Les axes de rotation de plusieurs quasars, ces noyaux actifs de galaxies renfermant en leur cœur des trous noirs supermassifs, sont alignés entre eux, mais également par rapport à l’axe du filament de la toile cosmique auquel ils appartiennent. Ce groupe semble constituer une structure complexe présente au tiers de l’âge de l’Univers, et s’étend sur plus de trois milliards d’années-lumière. Cette observation, tout à fait exceptionnelle, a été menée au Chili par des astrophysiciens de l’Université de Liège, et rendue possible par l’analyse de la polarisation de la lumière des quasars étudiés. Si les chercheurs s’attendaient à découvrir ce type de phénomène, la nouvelle reste surprenante. Elle l’est d’autant plus qu’elle pourrait épingler les limites du modèle standard de l’Univers, qui ne prévoit pas de structures aussi vastes.
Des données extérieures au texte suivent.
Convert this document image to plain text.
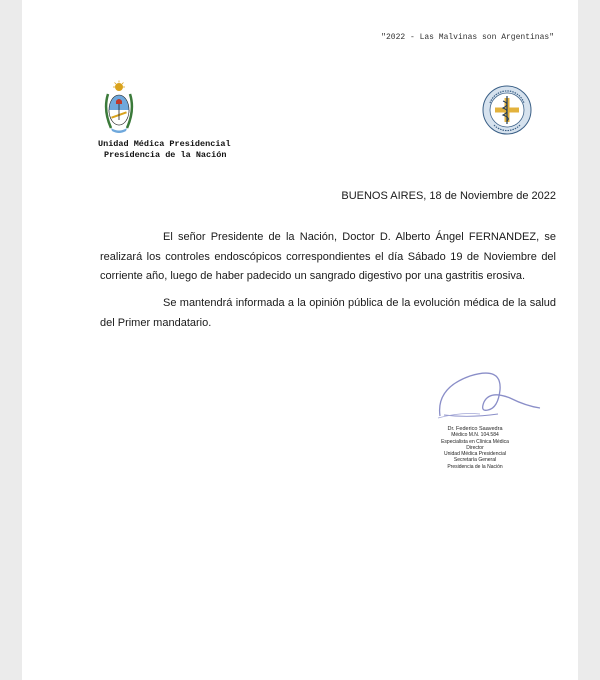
"2022 - Las Malvinas son Argentinas"
Unidad Médica Presidencial
Presidencia de la Nación
BUENOS AIRES, 18 de Noviembre de 2022

El señor Presidente de la Nación, Doctor D. Alberto Ángel FERNANDEZ, se realizará los controles endoscópicos correspondientes el día Sábado 19 de Noviembre del corriente año, luego de haber padecido un sangrado digestivo por una gastritis erosiva.

Se mantendrá informada a la opinión pública de la evolución médica de la salud del Primer mandatario.

Dr. Federico Saavedra
Médico M.N. 104.584
Especialista en Clínica Médica
Director
Unidad Médica Presidencial
Secretaría General
Presidencia de la Nación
En mars 2014, des chercheurs du Département d'Astrophysique, Géophysique et Océanographie de l’Université de Liège se sont rendus à l’observatoire austral de l’ESO, au Chili, pour y observer le ciel au travers d'un des télescopes du VLT (Very Large Telescope), l’un des plus grands télescopes du monde. Ils savaient très précisément vers quelle région du ciel diriger leur attention. Une région où réside un nombre élevé de quasars. Ces cœurs actifs de galaxies qui renferment des trous noirs supermassifs, autour desquels l’accrétion importante de la matière génère une énergie telle qu’ils sont plus lumineux que l’ensemble des étoiles de leur galaxie hôte. Au point que leur éloignement de plusieurs milliards d’années-lumière n’empêche pas leur visibilité depuis la Terre. « Bien évidemment, relativise Damien Hutsemékers, maître de recherche FNRS au Département d'Astrophysique, Géophysique et Océanographie (AGO) de l’ULg, premier auteur de la publication(1) , ce que nous voyons, ce ne sont que des points lumineux, comme lorsqu'on observe des étoiles. D’où leur nom ; quasar est la contraction de quasi-stellar radio source. Dans les années soixante, la spectroscopie a permis de se rendre compte que ces sources lumineuses ne se trouvaient pas dans notre galaxie, mais étaient bien plus éloignées. »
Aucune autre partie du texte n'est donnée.